McLeod envisions the test being used as part of a larger, multiplexed infectious disease panel — including Hepatitis B, syphilis, HIV, and rubella — on expectant mothers at a low cost. In addition, the multiplex assay could include biomarkers for Zika virus or Chagas disease in areas where the infections are prevalent.
"Women who are at risk and have a positive test can undergo additional, conventional screening tests," McLeod explained. Meanwhile, "patients with negative results could be screened monthly, and if they seroconvert, then infection is detected, allowing them to be treated without delay and [ensure] the infants are [healthy]."
McLeod noted that her team's next step is to have nurses offer the test for pregnant women when they visit the hospital or clinic for standard appointments.
"Assuming the hospital [at UChicago] IRB approves the assay, we hope to [eventually] integrate it as part of the standard checkup," McLeod explained. "We've been talking with several obstetrical groups [at UChicago] to have the nurse, while checking urine for glucose and other issues, to use the finger prick test, bring it to the obstetrician, enter it into the chart, and become a regular part of the obstetrician practice."
She plans to apply for funding from the National Institutes of Health to perform a validation study with collaborators at Stanford University.

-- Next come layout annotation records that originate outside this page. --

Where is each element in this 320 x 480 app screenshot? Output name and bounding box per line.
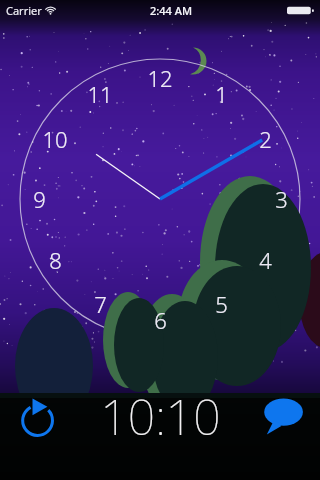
staticText: 1 (215, 79, 228, 109)
staticText: 5 (215, 289, 228, 319)
staticText: 9 (33, 184, 46, 214)
staticText: 10 (42, 124, 68, 154)
staticText: 6 (154, 305, 167, 335)
staticText: 2:44 AM (150, 3, 193, 18)
button[interactable]: Messages (262, 394, 306, 438)
staticText: 8 (49, 245, 62, 275)
staticText: 2 (259, 124, 272, 154)
staticText: 3 (275, 184, 288, 214)
staticText: Carrier (6, 3, 42, 18)
staticText: 10:10 (100, 384, 221, 442)
button[interactable]: Refresh (17, 397, 59, 439)
staticText: 12 (147, 63, 173, 93)
staticText: 7 (94, 289, 107, 319)
staticText: 11 (87, 79, 113, 109)
staticText: 4 (259, 245, 272, 275)
button[interactable]: 10:10 (0, 384, 320, 442)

Meanwhile, Lyon, France-based LDBIO Diagnostics, which developed the assay five years ago, has submitted to the FDA in order to potentially market the test in the US. In an email, LDBIO Cofounder Denis Limonne explained that the Toxoplasma ICT IgG IGM assay was developed several years ago as part of a suite of reference confirmatory ICT assays that uses whole-blood samples and serum to detect infectious diseases. The toxoplasmosis assay is CE marked and is currently used as a reference test.

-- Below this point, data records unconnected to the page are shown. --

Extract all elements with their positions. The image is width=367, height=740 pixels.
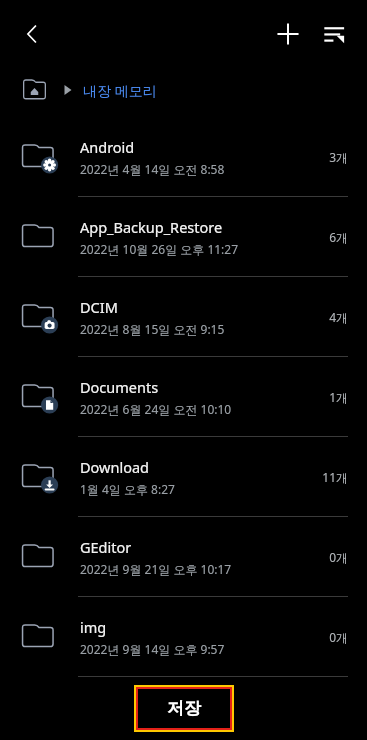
button[interactable]: Back xyxy=(8,10,56,58)
staticText: 2022년 4월 14일 오전 8:58 xyxy=(80,161,225,177)
staticText: 2022년 8월 15일 오전 9:15 xyxy=(80,321,225,337)
staticText: 0개 xyxy=(329,549,348,565)
staticText: 2022년 9월 14일 오후 9:57 xyxy=(80,641,225,657)
button[interactable]: Android xyxy=(0,117,367,196)
staticText: Download xyxy=(80,457,149,477)
staticText: 2022년 10월 26일 오후 11:27 xyxy=(80,241,239,257)
staticText: 1개 xyxy=(329,389,348,405)
staticText: 4개 xyxy=(329,309,348,325)
staticText: 0개 xyxy=(329,629,348,645)
button[interactable]: Documents xyxy=(0,357,367,436)
button[interactable]: img xyxy=(0,597,367,676)
staticText: 6개 xyxy=(329,229,348,245)
staticText: img xyxy=(80,617,107,637)
button[interactable]: Add xyxy=(265,11,311,57)
button[interactable]: Sort xyxy=(311,11,357,57)
button[interactable]: DCIM xyxy=(0,277,367,356)
button[interactable]: 저장 xyxy=(136,687,232,730)
button[interactable]: GEditor xyxy=(0,517,367,596)
staticText: 1월 4일 오후 8:27 xyxy=(80,481,175,497)
staticText: Documents xyxy=(80,377,159,397)
staticText: 11개 xyxy=(322,469,348,485)
staticText: 3개 xyxy=(329,149,348,165)
button[interactable]: App_Backup_Restore xyxy=(0,197,367,276)
staticText: 2022년 6월 24일 오전 10:10 xyxy=(80,401,232,417)
staticText: 내장 메모리 xyxy=(83,81,157,100)
staticText: 2022년 9월 21일 오후 10:17 xyxy=(80,561,232,577)
staticText: App_Backup_Restore xyxy=(80,217,223,237)
staticText: 저장 xyxy=(167,698,201,719)
button[interactable]: Download xyxy=(0,437,367,516)
staticText: GEditor xyxy=(80,537,132,557)
staticText: DCIM xyxy=(80,297,118,317)
button[interactable]: 내장 메모리 xyxy=(0,68,367,112)
staticText: Android xyxy=(80,137,135,157)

Working with Limonne, McLeod performed clinical validation studies in the US to demonstrate the assay's potential in the US clinical space. According to Limonne, the firm is now pursuing large investments and "building an automatic and robotic line to supply customers" with its ICT tests.
While LDBIO Dx is currently applying for FDA approval for its ICT assays — starting with the Toxoplasma ICT IgG IGM test — Limonne has not decided whether the firm will commercialize the assay for primary diagnosis of toxoplasmosis or as a reference confirmatory test.
If the company fails to get FDA approval for the assay, LDBIO Dx will focus on commercializing the tool as a reference confirmatory assay in African, European, and Asian markets, Limonne said. He added, however, that LDBIO has been contacted by undisclosedUS distributors interested in the ICT assays.